周圍驚叫聲愈發明顯,還有亂哄哄的腳步聲過來。
戴玥姝同樣跌坐在地,看起來就像是力氣不夠才沒能抓住她。
她渾身顫抖不止,紮了木刺的左手星點血紅,陣陣刺痛。
好在此時已有貴女帶人過來。
戴玥姝一邊做出驚惶的樣子讓救人,一邊在心裏納悶安沛寧唱的是什麽大戲,還有禦花園懂水的太監宮女怎麽來得這樣慢,總之她是不會跳下去救人的。
她用完好的右手捂着臉,半是遮掩自己滿目淚痕的面龐,聽周圍人的議論和勸慰。
好的是她現在沒有嫌疑了。
就在此時,又是一聲驚呼,但這聲音裏似乎還夾雜了其他什麽。
戴玥姝擡頭看了一眼,當即震驚了。
竟有陌生男子出現在禦花園裏,還趕在太監宮女們下水之前,将看起來已經快要沒有力氣掙紮的安沛寧救了起來。
戴玥姝陡然意識到——
這就是安沛寧的目的。
她被人攙扶着離開廊橋,此時又有一些外男從她們方才未曾注意的地方走出來到了明處。
這些都是極不容易察覺的地方,但禦花園不可能留有真的死角,萬一有刺客怎麽辦?
所以只能是熟悉的人才知道的小徑,或是借着花草樹木特別布置出來的地方,他們一早就在那裏了。
落水的鬧劇已經被眼下羞澀又古怪的氛圍所替代。
秀女們紛紛用手帕遮着臉頰,似還有認出來彼此禮貌問候一聲的。
扶着她的段雲煙很小聲地和她道:“是宗親,禧王嫡世孫也在。”
言語之中并無談及婚約對象的羞澀,倒是平平靜靜。
戴玥姝瞬時明白了,這是一場明的相看,從德妃等宮妃的态度來看怕不是都心照不宣。
就是不知道安沛寧怎麽知曉了內幕并在宮裏謀劃了這場落水,是否和之前鐘粹宮後院埋的毒有關?她又怎麽能肯定會下水救她的一定是她想要的那個人呢?還是說她還有其他目的?……
“戴姑娘沒事吧?”
問話的男子腰間系一龍紋玉佩,肚子不小,戴玥姝當時心裏就泛起惡心,只搖了搖頭故作不識。
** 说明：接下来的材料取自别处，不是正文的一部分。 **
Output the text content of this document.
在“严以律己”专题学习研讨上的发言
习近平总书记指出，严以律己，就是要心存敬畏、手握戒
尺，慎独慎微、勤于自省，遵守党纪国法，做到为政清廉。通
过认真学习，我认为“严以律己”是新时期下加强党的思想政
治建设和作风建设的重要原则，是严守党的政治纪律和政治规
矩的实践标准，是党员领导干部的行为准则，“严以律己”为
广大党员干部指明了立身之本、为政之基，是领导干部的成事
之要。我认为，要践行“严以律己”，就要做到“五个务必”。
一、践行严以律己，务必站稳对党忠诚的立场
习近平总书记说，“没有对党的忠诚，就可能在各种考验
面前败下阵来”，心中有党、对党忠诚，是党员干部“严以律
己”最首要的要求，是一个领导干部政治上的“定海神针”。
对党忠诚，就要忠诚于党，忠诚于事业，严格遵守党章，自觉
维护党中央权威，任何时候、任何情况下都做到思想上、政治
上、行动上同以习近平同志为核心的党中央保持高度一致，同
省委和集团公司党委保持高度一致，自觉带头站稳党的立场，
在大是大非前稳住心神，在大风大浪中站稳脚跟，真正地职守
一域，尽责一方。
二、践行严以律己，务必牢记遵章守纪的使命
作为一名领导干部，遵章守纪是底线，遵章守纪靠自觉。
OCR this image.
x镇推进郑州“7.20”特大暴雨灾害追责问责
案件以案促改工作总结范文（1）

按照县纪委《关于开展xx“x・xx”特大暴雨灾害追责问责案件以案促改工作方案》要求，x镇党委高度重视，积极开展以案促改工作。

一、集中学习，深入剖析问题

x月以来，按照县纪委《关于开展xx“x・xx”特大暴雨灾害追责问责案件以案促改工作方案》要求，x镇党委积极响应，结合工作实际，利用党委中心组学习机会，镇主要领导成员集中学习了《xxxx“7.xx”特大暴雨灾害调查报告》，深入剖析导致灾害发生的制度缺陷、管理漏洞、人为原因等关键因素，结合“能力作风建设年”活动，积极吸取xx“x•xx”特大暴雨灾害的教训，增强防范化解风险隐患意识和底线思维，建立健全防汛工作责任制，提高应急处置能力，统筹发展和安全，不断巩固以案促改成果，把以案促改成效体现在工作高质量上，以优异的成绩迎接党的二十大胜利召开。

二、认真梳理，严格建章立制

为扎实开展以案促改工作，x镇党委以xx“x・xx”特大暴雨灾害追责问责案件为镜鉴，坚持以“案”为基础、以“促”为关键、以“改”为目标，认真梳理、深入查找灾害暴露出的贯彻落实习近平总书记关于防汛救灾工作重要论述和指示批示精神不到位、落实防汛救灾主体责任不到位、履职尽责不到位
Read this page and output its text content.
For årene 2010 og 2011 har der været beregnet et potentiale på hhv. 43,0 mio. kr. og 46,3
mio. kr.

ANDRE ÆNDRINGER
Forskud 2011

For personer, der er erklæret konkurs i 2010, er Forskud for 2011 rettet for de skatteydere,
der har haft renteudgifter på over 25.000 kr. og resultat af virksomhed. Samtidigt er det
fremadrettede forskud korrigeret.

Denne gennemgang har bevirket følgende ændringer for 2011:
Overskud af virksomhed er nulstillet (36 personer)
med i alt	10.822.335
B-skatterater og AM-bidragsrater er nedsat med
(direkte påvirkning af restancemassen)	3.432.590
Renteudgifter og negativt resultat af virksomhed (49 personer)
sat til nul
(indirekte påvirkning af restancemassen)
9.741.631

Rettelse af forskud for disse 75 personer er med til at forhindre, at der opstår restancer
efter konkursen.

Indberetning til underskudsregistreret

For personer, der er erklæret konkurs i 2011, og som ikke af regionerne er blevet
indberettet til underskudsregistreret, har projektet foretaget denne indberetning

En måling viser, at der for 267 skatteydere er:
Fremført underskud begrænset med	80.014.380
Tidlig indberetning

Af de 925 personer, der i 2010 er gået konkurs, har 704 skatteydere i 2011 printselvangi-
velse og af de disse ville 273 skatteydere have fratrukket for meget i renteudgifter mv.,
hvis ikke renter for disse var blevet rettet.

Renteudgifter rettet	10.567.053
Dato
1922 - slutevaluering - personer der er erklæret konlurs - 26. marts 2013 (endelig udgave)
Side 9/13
這下,皇五子衛卿昭臉上的心疼之意更為分明,看樣子是打算纏住她表達關懷了。
可那邊孫玲珑正冷臉看着。
發現在場有不少男子對梨花帶雨的戴玥姝有若有若無的憐愛,不少貴女已經心頭惱怒。
看着自己未婚夫五皇子出現直本着她去,孫玲珑這個既定五皇子妃已經火在胸膛。
還不等他繼續,就聽見了那邊梁欣失态的喊叫。
“衛卿域!”
戴玥姝從未聽見高傲的梁欣用這樣的語氣說話,大家都不由自主地看過去。
“我的天。”
戴玥姝眼睛都瞪大了。
旁邊段雲煙亦是嗆了一聲,咳了好幾下才壓下嘴角的笑。
救了安沛寧的正是梁欣家裏看中并且多半不可能改的未婚夫,祿王的嫡五子衛卿域。
這消息入宮前就傳了,梁家和祿王妃也早有默契,梁欣本就傾慕衛卿域,一直以妻子自居,并不怎麽含蓄。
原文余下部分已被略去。